How To Teach Your Baby To Read Early And Often

We all are aware of the fact that reading is a habit that improves your child’s ability to think and work. But how do you instill it in your child at early stage.

Why you should read to babies?

A lot of researches have observed that reading to your 4 months old baby increases the likelihood of parents continue reading to babies as they get older. The earlier your baby starts, the earlier his language skills develop.

Reading stages as per ages

New Born to 6 months old

At this stage opt for reading chunky board books, soft fabric books or vinyl bath books.
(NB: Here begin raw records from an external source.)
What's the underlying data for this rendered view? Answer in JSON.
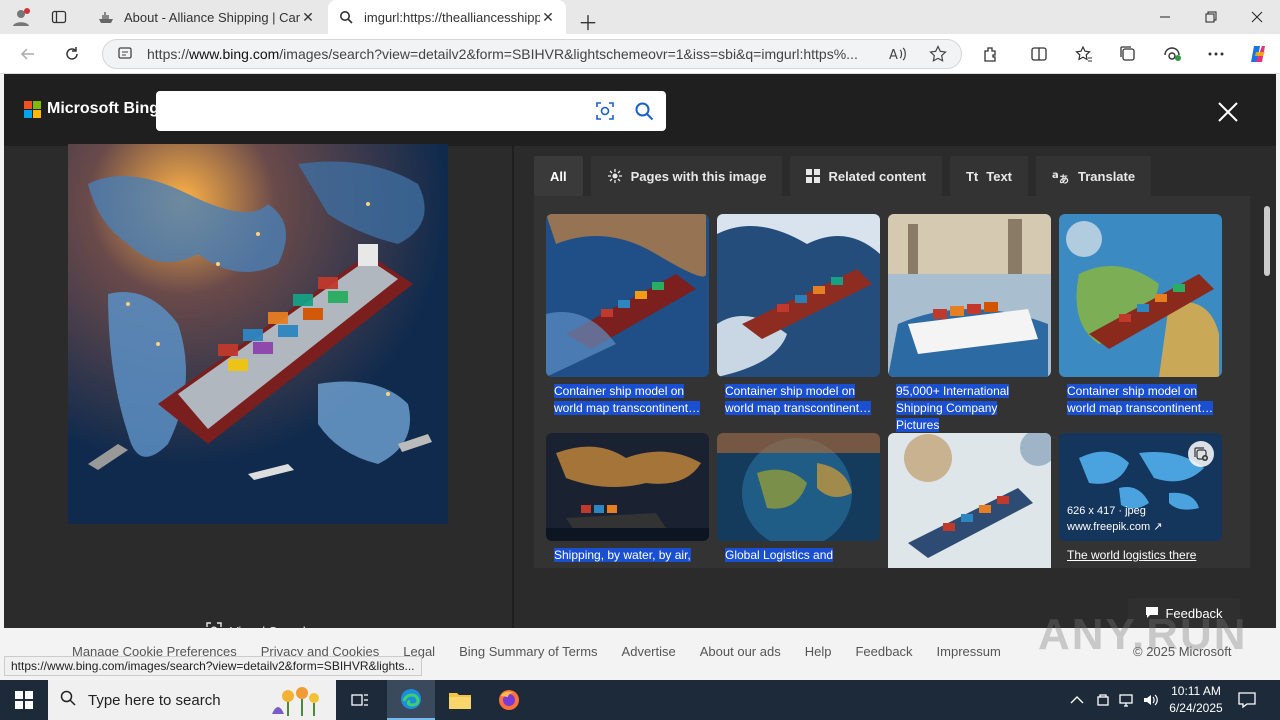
{
  "browser": {
    "tabs": [
      {
        "label": "About - Alliance Shipping | Cargo",
        "active": false
      },
      {
        "label": "imgurl:https://thealliancesshipping",
        "active": true
      }
    ],
    "url_prefix": "https://",
    "url_domain": "www.bing.com",
    "url_rest": "/images/search?view=detailv2&form=SBIHVR&lightschemeovr=1&iss=sbi&q=imgurl:https%...",
    "status_url": "https://www.bing.com/images/search?view=detailv2&form=SBIHVR&lights..."
  },
  "bing": {
    "brand": "Microsoft Bing",
    "search_value": "",
    "visual_search_label": "Visual Search",
    "tabs": [
      {
        "label": "All",
        "icon": "none",
        "selected": true
      },
      {
        "label": "Pages with this image",
        "icon": "pages-icon",
        "selected": false
      },
      {
        "label": "Related content",
        "icon": "grid-icon",
        "selected": false
      },
      {
        "label": "Text",
        "icon": "text-icon",
        "selected": false
      },
      {
        "label": "Translate",
        "icon": "translate-icon",
        "selected": false
      }
    ],
    "results": [
      {
        "caption": "Container ship model on world map transcontinent…"
      },
      {
        "caption": "Container ship model on world map transcontinent…"
      },
      {
        "caption": "95,000+ International Shipping Company Pictures"
      },
      {
        "caption": "Container ship model on world map transcontinent…"
      },
      {
        "caption": "Shipping, by water, by air,"
      },
      {
        "caption": "Global Logistics and"
      },
      {
        "caption": ""
      },
      {
        "caption": "The world logistics there",
        "meta_size": "626 x 417 · jpeg",
        "meta_site": "www.freepik.com"
      }
    ],
    "feedback_label": "Feedback"
  },
  "footer": {
    "links": [
      "Manage Cookie Preferences",
      "Privacy and Cookies",
      "Legal",
      "Bing Summary of Terms",
      "Advertise",
      "About our ads",
      "Help",
      "Feedback",
      "Impressum"
    ],
    "copyright": "© 2025 Microsoft"
  },
  "watermark": "ANY.RUN",
  "taskbar": {
    "search_placeholder": "Type here to search",
    "time": "10:11 AM",
    "date": "6/24/2025"
  }
}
Your baby might not understand a thing or two but what he enjoys is your company and your voice. To show enthusiasm towards this ritual the baby may widen his eyes, calming or smiling and kicking. The baby will try to get sense of the book by grabbing or chewing the book. When they look away, close the eyes, or start to cry then take a break.

6 to 9 months old

Good short and simple stories with colored illustrations –board books are perfect.

This old babies explore books by looking and touching. By the time baby turns 9 months old it would become easy to recognize certain stories and pictures. Mouthing the book is a good sign showing that baby is interested in it.

9 to 18 months old

Board books with stories having catchy rhymes and phrases are the best. At this age pictures of other babies or familiar animals excite babies.
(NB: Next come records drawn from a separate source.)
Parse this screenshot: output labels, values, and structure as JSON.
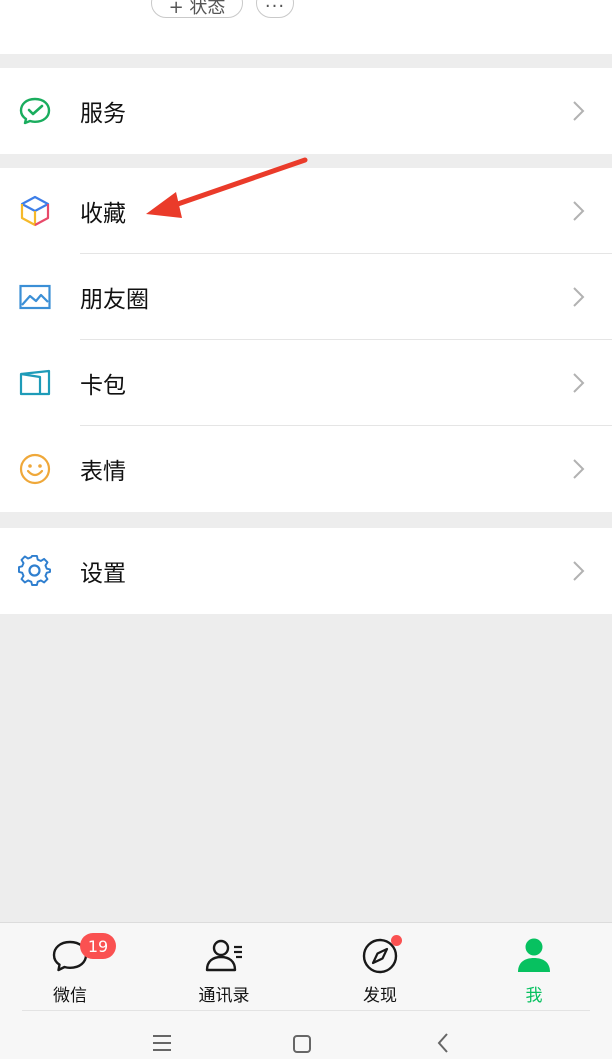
{
  "profile": {
    "status_label": "+ 状态",
    "more_label": "···"
  },
  "menu": {
    "services": {
      "label": "服务",
      "icon": "wechat-pay-check-icon"
    },
    "favorites": {
      "label": "收藏",
      "icon": "cube-icon"
    },
    "moments": {
      "label": "朋友圈",
      "icon": "picture-icon"
    },
    "cards": {
      "label": "卡包",
      "icon": "card-icon"
    },
    "stickers": {
      "label": "表情",
      "icon": "smiley-icon"
    },
    "settings": {
      "label": "设置",
      "icon": "gear-icon"
    }
  },
  "tabbar": {
    "chats": {
      "label": "微信",
      "badge": "19",
      "icon": "chat-bubble-icon"
    },
    "contacts": {
      "label": "通讯录",
      "icon": "contacts-icon"
    },
    "discover": {
      "label": "发现",
      "icon": "compass-icon"
    },
    "me": {
      "label": "我",
      "icon": "person-icon",
      "active": true
    }
  },
  "colors": {
    "accent": "#07c160",
    "badge": "#fa5151",
    "annotation_arrow": "#ea3b2a",
    "background": "#ededed"
  }
}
By this time your toddler might have one favorite story or favorite character. When one year has passed start questions about the story such as “Where is the cat?” and look at his pointing gestures.

18 to 24 months old

Long stories with complex plots are good to go now. Humor and silly rhymes are major interests at this stage.

Your toddler may have learned to walk and thus he might run away too often. Don’t worry you have to put in efforts and keep reading. As long as you keep reading he keeps listening and he will come back to reconnect.

Drive the energy to connect him with story by asking him to roar like the lion in the story. He must have become capable of labeling objects, like saying “Bhow” when seeing a dog in the story. Ask your child to turn pages. Ask questions related to pictures in the story like “Who’s painting the house?”

24 to 36 months

Kids are now ready for normal pages book and more engaging plots with humor, rhymes and complex illustrations. Non-fictional stories are going to be a good add-on.

Your child is now ready for tougher questions such as “What do you think the girl must be thinking?” and try to connect your kids with the story like this “The boy in the story rode the slide in the park. What did you ride in the park today?” Don’t be surprised if he wants to listen to one particular story again and again.